We are now almost twenty million years past the K-T boundary.
We ended our third day at Garden of the Gods:
The jagged appearance reminds me of China's Mt. Huang:
On our last day, we headed back to Denver Museum of Nature and Science while it snowed outside.
Prehistoric Journey, one of our textbooks, was co-written by Kirk Johnson. It goes along with the Prehistoric Journey exhibition at the museum, which displays ancient landscapes recreated using only the fossils found at the site.
This part of the exhibition shows life in the reefs of the Silurian period over 400 million years ago.
In our free time, I checked out many of the other exhibits, wandering through the crowds of elementary school kids on their own field trips. Without a doubt, Space Odyssey was an exhibit I had to go to. A friend and I went to the planetarium and saw Cosmic Journeys: A Solar System Adventure.
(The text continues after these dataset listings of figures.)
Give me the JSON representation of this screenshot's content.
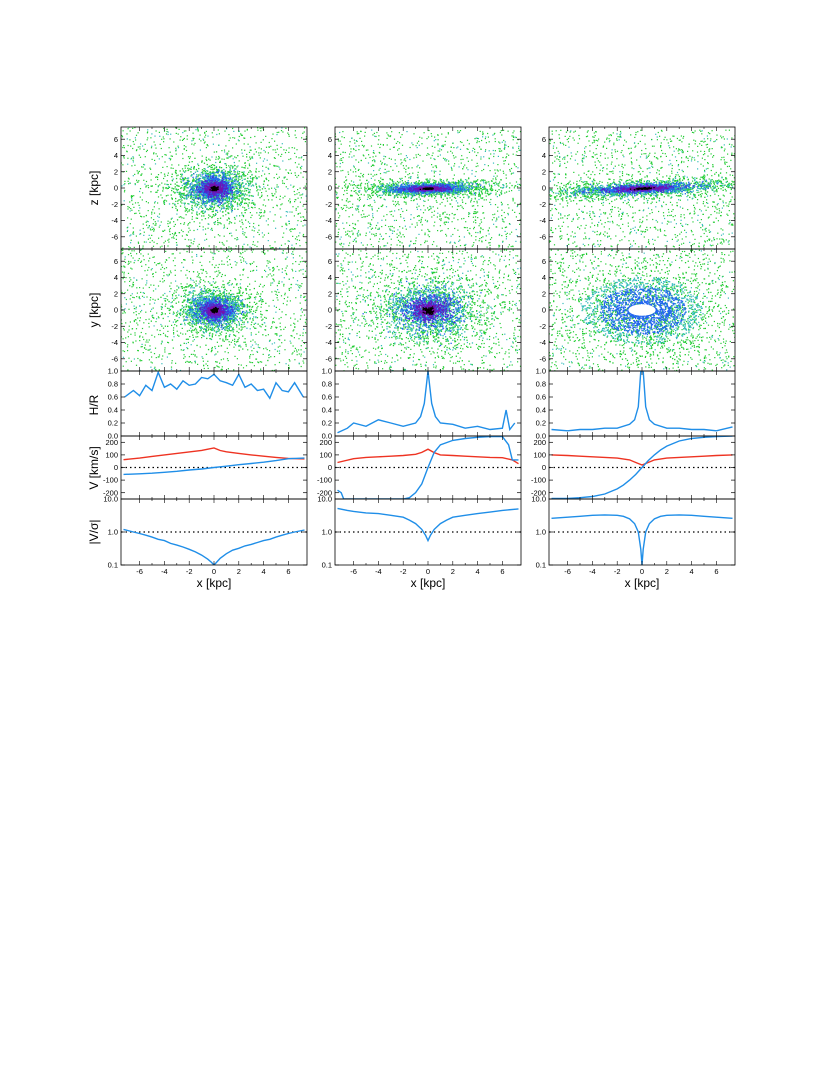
{
  "labels": {
    "z_axis": "z [kpc]",
    "y_axis": "y [kpc]",
    "hr_axis": "H/R",
    "v_axis": "V [km/s]",
    "ratio_axis": "|V/σ|",
    "x_axis": "x  [kpc]"
  },
  "colors": {
    "series_blue": "#1f8ee8",
    "series_red": "#ee3322",
    "dotted_reference": "#000000",
    "density_scale": [
      "#22cc33",
      "#33bbbb",
      "#2266ee",
      "#5522cc",
      "#7711aa",
      "#000000"
    ]
  },
  "chart_data": [
    {
      "type": "scatter",
      "panel": "z-x projection",
      "column": 1,
      "xlim": [
        -7.5,
        7.5
      ],
      "ylim": [
        -7.5,
        7.5
      ],
      "y_ticks": [
        6,
        4,
        2,
        0,
        -2,
        -4,
        -6
      ],
      "ylabel": "z [kpc]",
      "density_core": {
        "x": 0,
        "y": 0,
        "width_kpc": 6.0,
        "height_kpc": 5.5,
        "tilt_deg": 0,
        "ring": false
      }
    },
    {
      "type": "scatter",
      "panel": "z-x projection",
      "column": 2,
      "xlim": [
        -7.5,
        7.5
      ],
      "ylim": [
        -7.5,
        7.5
      ],
      "y_ticks": [
        6,
        4,
        2,
        0,
        -2,
        -4,
        -6
      ],
      "density_core": {
        "x": 0,
        "y": 0,
        "width_kpc": 9.5,
        "height_kpc": 1.8,
        "tilt_deg": 2,
        "ring": false
      }
    },
    {
      "type": "scatter",
      "panel": "z-x projection",
      "column": 3,
      "xlim": [
        -7.5,
        7.5
      ],
      "ylim": [
        -7.5,
        7.5
      ],
      "y_ticks": [
        6,
        4,
        2,
        0,
        -2,
        -4,
        -6
      ],
      "density_core": {
        "x": 0,
        "y": 0,
        "width_kpc": 15,
        "height_kpc": 2.0,
        "tilt_deg": 4,
        "ring": false
      }
    },
    {
      "type": "scatter",
      "panel": "y-x projection",
      "column": 1,
      "xlim": [
        -7.5,
        7.5
      ],
      "ylim": [
        -7.5,
        7.5
      ],
      "y_ticks": [
        6,
        4,
        2,
        0,
        -2,
        -4,
        -6
      ],
      "ylabel": "y [kpc]",
      "density_core": {
        "x": 0,
        "y": 0,
        "width_kpc": 6.0,
        "height_kpc": 5.5,
        "tilt_deg": 0,
        "ring": false
      }
    },
    {
      "type": "scatter",
      "panel": "y-x projection",
      "column": 2,
      "xlim": [
        -7.5,
        7.5
      ],
      "ylim": [
        -7.5,
        7.5
      ],
      "y_ticks": [
        6,
        4,
        2,
        0,
        -2,
        -4,
        -6
      ],
      "density_core": {
        "x": 0,
        "y": 0,
        "width_kpc": 9.0,
        "height_kpc": 8.5,
        "tilt_deg": 0,
        "ring": false
      }
    },
    {
      "type": "scatter",
      "panel": "y-x projection",
      "column": 3,
      "xlim": [
        -7.5,
        7.5
      ],
      "ylim": [
        -7.5,
        7.5
      ],
      "y_ticks": [
        6,
        4,
        2,
        0,
        -2,
        -4,
        -6
      ],
      "density_core": {
        "x": 0,
        "y": 0,
        "width_kpc": 13,
        "height_kpc": 11,
        "tilt_deg": 0,
        "ring": true
      }
    },
    {
      "type": "line",
      "panel": "H/R profile",
      "column": 1,
      "xlim": [
        -7.5,
        7.5
      ],
      "ylim": [
        0,
        1.0
      ],
      "y_ticks": [
        1.0,
        0.8,
        0.6,
        0.4,
        0.2,
        0.0
      ],
      "ylabel": "H/R",
      "series": [
        {
          "color": "series_blue",
          "x": [
            -7.2,
            -6.5,
            -6.0,
            -5.5,
            -5.0,
            -4.5,
            -4.0,
            -3.5,
            -3.0,
            -2.5,
            -2.0,
            -1.5,
            -1.0,
            -0.5,
            0.0,
            0.5,
            1.0,
            1.5,
            2.0,
            2.5,
            3.0,
            3.5,
            4.0,
            4.5,
            5.0,
            5.5,
            6.0,
            6.5,
            7.2
          ],
          "y": [
            0.6,
            0.7,
            0.62,
            0.78,
            0.7,
            0.98,
            0.75,
            0.8,
            0.72,
            0.85,
            0.78,
            0.8,
            0.9,
            0.88,
            0.95,
            0.85,
            0.82,
            0.78,
            0.95,
            0.75,
            0.8,
            0.7,
            0.72,
            0.58,
            0.82,
            0.7,
            0.68,
            0.82,
            0.6
          ]
        }
      ]
    },
    {
      "type": "line",
      "panel": "H/R profile",
      "column": 2,
      "xlim": [
        -7.5,
        7.5
      ],
      "ylim": [
        0,
        1.0
      ],
      "y_ticks": [
        1.0,
        0.8,
        0.6,
        0.4,
        0.2,
        0.0
      ],
      "series": [
        {
          "color": "series_blue",
          "x": [
            -7.3,
            -6.5,
            -6.0,
            -5.0,
            -4.0,
            -3.0,
            -2.0,
            -1.0,
            -0.6,
            -0.3,
            0.0,
            0.3,
            0.6,
            1.0,
            2.0,
            3.0,
            4.0,
            5.0,
            6.0,
            6.3,
            6.6,
            7.0
          ],
          "y": [
            0.05,
            0.12,
            0.2,
            0.15,
            0.25,
            0.2,
            0.15,
            0.2,
            0.3,
            0.5,
            1.0,
            0.5,
            0.3,
            0.2,
            0.18,
            0.12,
            0.15,
            0.1,
            0.12,
            0.4,
            0.1,
            0.2
          ]
        }
      ]
    },
    {
      "type": "line",
      "panel": "H/R profile",
      "column": 3,
      "xlim": [
        -7.5,
        7.5
      ],
      "ylim": [
        0,
        1.0
      ],
      "y_ticks": [
        1.0,
        0.8,
        0.6,
        0.4,
        0.2,
        0.0
      ],
      "series": [
        {
          "color": "series_blue",
          "x": [
            -7.3,
            -6.0,
            -5.0,
            -4.0,
            -3.0,
            -2.0,
            -1.0,
            -0.6,
            -0.3,
            -0.1,
            0.1,
            0.3,
            0.6,
            1.0,
            2.0,
            3.0,
            4.0,
            5.0,
            6.0,
            7.3
          ],
          "y": [
            0.1,
            0.08,
            0.1,
            0.1,
            0.12,
            0.12,
            0.18,
            0.25,
            0.45,
            1.0,
            1.0,
            0.45,
            0.25,
            0.18,
            0.12,
            0.12,
            0.1,
            0.1,
            0.08,
            0.14
          ]
        }
      ]
    },
    {
      "type": "line",
      "panel": "velocity profile",
      "column": 1,
      "xlim": [
        -7.5,
        7.5
      ],
      "ylim": [
        -250,
        250
      ],
      "y_ticks": [
        200,
        100,
        0,
        -100,
        -200
      ],
      "ylabel": "V [km/s]",
      "reference_line": 0,
      "series": [
        {
          "color": "series_red",
          "x": [
            -7.3,
            -6.0,
            -5.0,
            -4.0,
            -3.0,
            -2.0,
            -1.0,
            -0.5,
            0.0,
            0.5,
            1.0,
            2.0,
            3.0,
            4.0,
            5.0,
            6.0,
            7.3
          ],
          "y": [
            62,
            75,
            88,
            100,
            112,
            124,
            136,
            145,
            155,
            135,
            125,
            112,
            100,
            90,
            80,
            72,
            68
          ]
        },
        {
          "color": "series_blue",
          "x": [
            -7.3,
            -6.0,
            -5.0,
            -4.0,
            -3.0,
            -2.0,
            -1.0,
            0.0,
            1.0,
            2.0,
            3.0,
            4.0,
            5.0,
            6.0,
            7.3
          ],
          "y": [
            -55,
            -50,
            -45,
            -38,
            -30,
            -20,
            -12,
            0,
            10,
            22,
            32,
            42,
            55,
            70,
            75
          ]
        }
      ]
    },
    {
      "type": "line",
      "panel": "velocity profile",
      "column": 2,
      "xlim": [
        -7.5,
        7.5
      ],
      "ylim": [
        -250,
        250
      ],
      "y_ticks": [
        200,
        100,
        0,
        -100,
        -200
      ],
      "reference_line": 0,
      "series": [
        {
          "color": "series_red",
          "x": [
            -7.3,
            -6.0,
            -5.0,
            -4.0,
            -3.0,
            -2.0,
            -1.0,
            -0.5,
            0.0,
            0.5,
            1.0,
            2.0,
            3.0,
            4.0,
            5.0,
            6.0,
            6.8,
            7.3
          ],
          "y": [
            40,
            70,
            80,
            85,
            90,
            95,
            105,
            120,
            145,
            118,
            100,
            95,
            90,
            85,
            80,
            78,
            60,
            30
          ]
        },
        {
          "color": "series_blue",
          "x": [
            -7.3,
            -7.0,
            -6.8,
            -6.5,
            -6.0,
            -5.0,
            -4.0,
            -3.0,
            -2.0,
            -1.5,
            -1.0,
            -0.5,
            0.0,
            0.5,
            1.0,
            2.0,
            3.0,
            4.0,
            5.0,
            6.0,
            6.5,
            6.8,
            7.3
          ],
          "y": [
            -180,
            -200,
            -250,
            -250,
            -250,
            -250,
            -250,
            -250,
            -250,
            -240,
            -200,
            -130,
            0,
            120,
            180,
            215,
            230,
            240,
            245,
            245,
            180,
            60,
            60
          ]
        }
      ]
    },
    {
      "type": "line",
      "panel": "velocity profile",
      "column": 3,
      "xlim": [
        -7.5,
        7.5
      ],
      "ylim": [
        -250,
        250
      ],
      "y_ticks": [
        200,
        100,
        0,
        -100,
        -200
      ],
      "reference_line": 0,
      "series": [
        {
          "color": "series_red",
          "x": [
            -7.3,
            -6.0,
            -5.0,
            -4.0,
            -3.0,
            -2.0,
            -1.0,
            -0.5,
            0.0,
            0.5,
            1.0,
            2.0,
            3.0,
            4.0,
            5.0,
            6.0,
            7.3
          ],
          "y": [
            100,
            95,
            90,
            85,
            80,
            75,
            60,
            40,
            20,
            40,
            60,
            75,
            80,
            85,
            90,
            95,
            100
          ]
        },
        {
          "color": "series_blue",
          "x": [
            -7.3,
            -6.0,
            -5.0,
            -4.0,
            -3.0,
            -2.0,
            -1.5,
            -1.0,
            -0.5,
            0.0,
            0.5,
            1.0,
            1.5,
            2.0,
            3.0,
            4.0,
            5.0,
            6.0,
            7.3
          ],
          "y": [
            -245,
            -245,
            -240,
            -230,
            -210,
            -170,
            -140,
            -100,
            -55,
            0,
            55,
            100,
            140,
            170,
            210,
            230,
            240,
            245,
            250
          ]
        }
      ]
    },
    {
      "type": "line",
      "panel": "|V/σ| profile",
      "column": 1,
      "xlim": [
        -7.5,
        7.5
      ],
      "ylim": [
        0.1,
        10.0
      ],
      "y_scale": "log",
      "y_ticks": [
        10.0,
        1.0,
        0.1
      ],
      "ylabel": "|V/σ|",
      "x_ticks": [
        -6,
        -4,
        -2,
        0,
        2,
        4,
        6
      ],
      "xlabel": "x  [kpc]",
      "reference_line": 1.0,
      "series": [
        {
          "color": "series_blue",
          "x": [
            -7.3,
            -6.5,
            -6.0,
            -5.5,
            -5.0,
            -4.5,
            -4.0,
            -3.5,
            -3.0,
            -2.5,
            -2.0,
            -1.5,
            -1.0,
            -0.5,
            -0.2,
            0.0,
            0.2,
            0.5,
            1.0,
            1.5,
            2.0,
            2.5,
            3.0,
            3.5,
            4.0,
            4.5,
            5.0,
            5.5,
            6.0,
            6.5,
            7.3
          ],
          "y": [
            1.2,
            1.0,
            0.9,
            0.8,
            0.7,
            0.6,
            0.55,
            0.45,
            0.4,
            0.35,
            0.3,
            0.25,
            0.2,
            0.15,
            0.12,
            0.1,
            0.12,
            0.16,
            0.22,
            0.28,
            0.32,
            0.38,
            0.42,
            0.48,
            0.55,
            0.6,
            0.7,
            0.8,
            0.9,
            1.0,
            1.15
          ]
        }
      ]
    },
    {
      "type": "line",
      "panel": "|V/σ| profile",
      "column": 2,
      "xlim": [
        -7.5,
        7.5
      ],
      "ylim": [
        0.1,
        10.0
      ],
      "y_scale": "log",
      "y_ticks": [
        10.0,
        1.0,
        0.1
      ],
      "x_ticks": [
        -6,
        -4,
        -2,
        0,
        2,
        4,
        6
      ],
      "xlabel": "x  [kpc]",
      "reference_line": 1.0,
      "series": [
        {
          "color": "series_blue",
          "x": [
            -7.3,
            -6.5,
            -6.0,
            -5.0,
            -4.0,
            -3.0,
            -2.0,
            -1.5,
            -1.0,
            -0.5,
            -0.2,
            0.0,
            0.2,
            0.5,
            1.0,
            1.5,
            2.0,
            3.0,
            4.0,
            5.0,
            6.0,
            7.3
          ],
          "y": [
            5.2,
            4.5,
            4.2,
            3.8,
            3.6,
            3.2,
            2.8,
            2.3,
            1.8,
            1.2,
            0.8,
            0.55,
            0.8,
            1.2,
            1.8,
            2.3,
            2.8,
            3.2,
            3.6,
            4.0,
            4.5,
            5.0
          ]
        }
      ]
    },
    {
      "type": "line",
      "panel": "|V/σ| profile",
      "column": 3,
      "xlim": [
        -7.5,
        7.5
      ],
      "ylim": [
        0.1,
        10.0
      ],
      "y_scale": "log",
      "y_ticks": [
        10.0,
        1.0,
        0.1
      ],
      "x_ticks": [
        -6,
        -4,
        -2,
        0,
        2,
        4,
        6
      ],
      "xlabel": "x  [kpc]",
      "reference_line": 1.0,
      "series": [
        {
          "color": "series_blue",
          "x": [
            -7.3,
            -6.0,
            -5.0,
            -4.0,
            -3.0,
            -2.0,
            -1.5,
            -1.0,
            -0.6,
            -0.3,
            -0.1,
            0.0,
            0.1,
            0.3,
            0.6,
            1.0,
            1.5,
            2.0,
            3.0,
            4.0,
            5.0,
            6.0,
            7.3
          ],
          "y": [
            2.6,
            2.8,
            3.0,
            3.2,
            3.3,
            3.2,
            3.0,
            2.5,
            1.8,
            1.0,
            0.3,
            0.1,
            0.3,
            1.0,
            1.8,
            2.5,
            3.0,
            3.2,
            3.3,
            3.2,
            3.0,
            2.8,
            2.6
          ]
        }
      ]
    }
  ]
}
The focus was on the presence of life in the solar system, going from planet to planet, examining the conditions of each. Habitability is a central topic in the field of exoplanets. It's quite shaking to think that we only began to wonder about life elsewhere what seems like seconds ago in Earth's long history and not even that long ago in the time of humans. The people of the past never had a reason to question or guess these possibilities; this curiously is almost like luxury, and I'm glad we're able to have that and share it with those like the kids who also sat in the planetarium, excited.